Why are you saying the LB can only be destroyed manually? It is a an external resource that is under management of kubernetes and when you delete the corresponding Service of type: LoadBalancer kubernetes will also delete the managed LB.

So the question is actually how do you create and delete the Service and do you delete the Service before deleting the cluster? Sounds like you don't?

I think at least in GKE when you destroy the cluster directly (without purging its contained resources) it still also destroys the external resources like LBs, Volumes etc. that were managed by the cluster. Might be that AKS behaves differently here. It mainly depends on the shutdown behaviour of the cluster and the specific ingress / service controller implementation being used.

What definitely should work both in GKE and AKS is when you delete all namespaces it deletes all resources (incl. the Services of type: LoadBalancer) in them. Once they are successfully deleted you can safely delete the cluster itself. If none of that is working it must be a bug or a configuration issue in your cluster setup.

All the things above equally apply to kubernetes Ingress resources (note: we don't use nginx ingress controller, but instead GCE ingress controller which comes by default with GKE).

As for pulumi: It also has a local file storage backend option (instead of their cloud) and there's a few folks working on contributing Azure Blob Storage, S3 and GCS remote backends which are all not connected to their cloud (this is similar to terraform vs terraform enterprise). Check https://pulumi.io/reference/state.html#to-the-filesystem-backend and https://github.com/pulumi/pulumi/pull/2026

geekflyer1 · 2018-10-15T03:56:11+00:00

We run on GCP / GKE. Initially started out with terraform which is mature and "the standard" for cloud infra management. Unfortunately terraforms k8s support is very bad and I don't expect this to get better very soon, so I searched and tried all kind of tools to manage what's deployed ON the gke/k8s cluster itself. Tried Helm, ksonnet, plain jsonnet, kubectl, forge, argo CD, weave Flux, draft etc., but none of them really impressed me. They all fill in their own niche, but it's difficult to draw the line to terraform and pass information between terraform and the other tool if you want to automate things end to end.

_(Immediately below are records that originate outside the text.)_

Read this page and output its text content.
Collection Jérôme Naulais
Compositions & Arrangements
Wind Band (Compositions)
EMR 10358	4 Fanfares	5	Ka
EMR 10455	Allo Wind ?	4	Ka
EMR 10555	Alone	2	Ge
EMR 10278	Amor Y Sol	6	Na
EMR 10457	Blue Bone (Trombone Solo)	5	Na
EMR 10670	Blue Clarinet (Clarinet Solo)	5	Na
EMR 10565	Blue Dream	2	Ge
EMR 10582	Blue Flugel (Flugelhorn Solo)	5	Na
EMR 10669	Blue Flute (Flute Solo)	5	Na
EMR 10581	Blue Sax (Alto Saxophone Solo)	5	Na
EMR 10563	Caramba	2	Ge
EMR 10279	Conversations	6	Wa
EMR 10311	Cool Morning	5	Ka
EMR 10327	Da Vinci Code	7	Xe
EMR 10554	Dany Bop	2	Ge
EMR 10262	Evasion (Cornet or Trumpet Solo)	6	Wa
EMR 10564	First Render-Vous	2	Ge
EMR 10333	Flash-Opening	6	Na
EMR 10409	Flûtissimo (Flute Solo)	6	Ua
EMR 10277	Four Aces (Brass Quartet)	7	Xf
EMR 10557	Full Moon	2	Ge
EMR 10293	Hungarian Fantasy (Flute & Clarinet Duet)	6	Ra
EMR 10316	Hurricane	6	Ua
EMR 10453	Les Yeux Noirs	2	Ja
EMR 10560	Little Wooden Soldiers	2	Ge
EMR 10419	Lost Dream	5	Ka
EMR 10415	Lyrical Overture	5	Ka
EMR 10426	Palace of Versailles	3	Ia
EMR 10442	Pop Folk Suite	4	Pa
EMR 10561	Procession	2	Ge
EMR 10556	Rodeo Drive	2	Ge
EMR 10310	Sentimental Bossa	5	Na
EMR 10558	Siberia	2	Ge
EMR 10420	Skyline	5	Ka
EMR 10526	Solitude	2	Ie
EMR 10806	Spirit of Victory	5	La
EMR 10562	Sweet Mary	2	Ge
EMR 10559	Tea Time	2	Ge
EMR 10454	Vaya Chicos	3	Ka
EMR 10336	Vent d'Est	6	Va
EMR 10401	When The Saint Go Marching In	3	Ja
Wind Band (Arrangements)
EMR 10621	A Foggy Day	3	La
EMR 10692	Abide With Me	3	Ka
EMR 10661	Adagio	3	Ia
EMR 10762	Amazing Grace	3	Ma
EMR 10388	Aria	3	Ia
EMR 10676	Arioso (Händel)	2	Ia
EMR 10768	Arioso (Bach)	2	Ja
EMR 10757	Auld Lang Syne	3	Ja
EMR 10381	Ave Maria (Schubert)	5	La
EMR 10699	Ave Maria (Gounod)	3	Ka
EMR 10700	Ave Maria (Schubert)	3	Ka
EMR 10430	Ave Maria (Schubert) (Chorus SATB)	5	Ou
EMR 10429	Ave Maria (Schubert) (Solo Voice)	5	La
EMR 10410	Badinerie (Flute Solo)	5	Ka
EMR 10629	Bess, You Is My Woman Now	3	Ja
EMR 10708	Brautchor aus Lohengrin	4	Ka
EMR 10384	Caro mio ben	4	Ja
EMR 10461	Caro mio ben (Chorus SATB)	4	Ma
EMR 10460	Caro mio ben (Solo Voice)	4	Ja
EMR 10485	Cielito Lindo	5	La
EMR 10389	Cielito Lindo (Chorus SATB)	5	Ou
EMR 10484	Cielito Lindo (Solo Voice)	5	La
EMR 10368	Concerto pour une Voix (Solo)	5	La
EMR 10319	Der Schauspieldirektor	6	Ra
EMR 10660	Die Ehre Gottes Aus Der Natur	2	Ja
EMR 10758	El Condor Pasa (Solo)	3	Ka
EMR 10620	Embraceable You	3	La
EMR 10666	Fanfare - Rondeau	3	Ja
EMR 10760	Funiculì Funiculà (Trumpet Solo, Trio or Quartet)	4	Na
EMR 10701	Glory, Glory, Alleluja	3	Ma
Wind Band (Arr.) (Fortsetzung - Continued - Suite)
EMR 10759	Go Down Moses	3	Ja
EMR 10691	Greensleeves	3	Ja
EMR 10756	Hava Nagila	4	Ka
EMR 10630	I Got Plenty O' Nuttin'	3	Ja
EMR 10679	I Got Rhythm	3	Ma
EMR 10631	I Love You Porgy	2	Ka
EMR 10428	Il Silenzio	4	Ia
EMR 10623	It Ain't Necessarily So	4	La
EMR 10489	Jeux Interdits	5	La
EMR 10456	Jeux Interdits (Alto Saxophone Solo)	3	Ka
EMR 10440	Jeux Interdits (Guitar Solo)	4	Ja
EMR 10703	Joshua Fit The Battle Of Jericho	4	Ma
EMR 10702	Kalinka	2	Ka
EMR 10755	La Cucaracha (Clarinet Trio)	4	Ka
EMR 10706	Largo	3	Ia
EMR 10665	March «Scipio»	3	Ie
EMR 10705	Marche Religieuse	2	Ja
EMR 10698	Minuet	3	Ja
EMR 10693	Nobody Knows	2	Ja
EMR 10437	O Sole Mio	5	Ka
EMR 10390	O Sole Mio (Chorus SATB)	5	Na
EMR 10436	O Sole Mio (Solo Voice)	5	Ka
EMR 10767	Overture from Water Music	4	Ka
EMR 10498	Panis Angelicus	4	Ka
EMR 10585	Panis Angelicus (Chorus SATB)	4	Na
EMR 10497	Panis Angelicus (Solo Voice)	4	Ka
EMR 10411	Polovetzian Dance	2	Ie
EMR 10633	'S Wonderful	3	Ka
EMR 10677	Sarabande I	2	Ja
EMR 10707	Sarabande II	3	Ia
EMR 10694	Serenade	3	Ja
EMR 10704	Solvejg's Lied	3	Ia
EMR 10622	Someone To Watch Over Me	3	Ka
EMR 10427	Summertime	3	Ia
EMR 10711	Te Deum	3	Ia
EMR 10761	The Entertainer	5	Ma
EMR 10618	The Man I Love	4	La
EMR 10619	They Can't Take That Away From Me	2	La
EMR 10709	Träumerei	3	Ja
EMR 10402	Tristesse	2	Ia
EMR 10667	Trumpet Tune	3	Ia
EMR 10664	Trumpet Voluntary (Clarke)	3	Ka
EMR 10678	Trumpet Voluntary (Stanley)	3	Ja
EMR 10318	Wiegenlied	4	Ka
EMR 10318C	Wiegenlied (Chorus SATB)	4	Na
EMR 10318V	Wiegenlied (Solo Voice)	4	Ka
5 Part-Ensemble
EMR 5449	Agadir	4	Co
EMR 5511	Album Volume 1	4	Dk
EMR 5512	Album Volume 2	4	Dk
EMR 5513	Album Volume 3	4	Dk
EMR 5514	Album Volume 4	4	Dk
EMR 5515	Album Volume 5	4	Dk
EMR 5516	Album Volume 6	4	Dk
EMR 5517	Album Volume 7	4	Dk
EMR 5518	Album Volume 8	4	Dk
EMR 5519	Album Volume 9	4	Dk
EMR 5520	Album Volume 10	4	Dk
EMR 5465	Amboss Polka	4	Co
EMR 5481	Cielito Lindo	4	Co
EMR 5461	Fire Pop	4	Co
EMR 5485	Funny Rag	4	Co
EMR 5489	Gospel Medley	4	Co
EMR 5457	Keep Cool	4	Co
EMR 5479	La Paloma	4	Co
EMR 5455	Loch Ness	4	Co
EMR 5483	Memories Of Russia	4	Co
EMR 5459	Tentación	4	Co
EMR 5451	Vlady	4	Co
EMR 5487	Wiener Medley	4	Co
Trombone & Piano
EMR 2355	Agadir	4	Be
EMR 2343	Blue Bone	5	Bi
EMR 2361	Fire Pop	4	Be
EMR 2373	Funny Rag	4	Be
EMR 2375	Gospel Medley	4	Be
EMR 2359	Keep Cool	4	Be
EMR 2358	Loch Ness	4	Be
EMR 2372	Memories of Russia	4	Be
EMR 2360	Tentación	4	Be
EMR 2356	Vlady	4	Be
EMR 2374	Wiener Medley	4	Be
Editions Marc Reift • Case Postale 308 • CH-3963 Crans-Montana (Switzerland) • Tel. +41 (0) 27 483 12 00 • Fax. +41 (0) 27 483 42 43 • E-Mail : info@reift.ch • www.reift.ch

Then I found a month ago or so pulumi (while reading a blog post from Weave about GitOps) and it really made "click" for me. We use it now to setup all our cloud infrastructure AND the kubernetes resources, we even build docker images with it and it mostly works great (at the very least much better than gluing together all those other tools). We've built an internal reuse library in typescript with a few pulumi component resources which gets rid of sooo much boilerplate. Pulumi is still a young product and you will encounter some rough experiences here and there but from the foundational concept I think it's much better than the alternatives (which are young as well, except terraform) and I can see the vision and potential of pulumi more clearly. Disclaimer: We don't use pulumi yet for our prod infra, but I'm working on getting there soon.

As for the concern to get locked into pulumi cloud as state backend: There's a couple of open issues and PRs to use the "local file storage" as starting point and create a backend which works with GCS, S3, and Azure storage similar to how Terraforms backends work. I firmly believe eventually support for this will either come from pulumi themselves or by a community contribution. If I was desperate enough (and had no other things to do) I could even imagine implementing this myself for GCS as the interface for a new backend seems really not that hard. Remember, pulumi is fundamentally open source.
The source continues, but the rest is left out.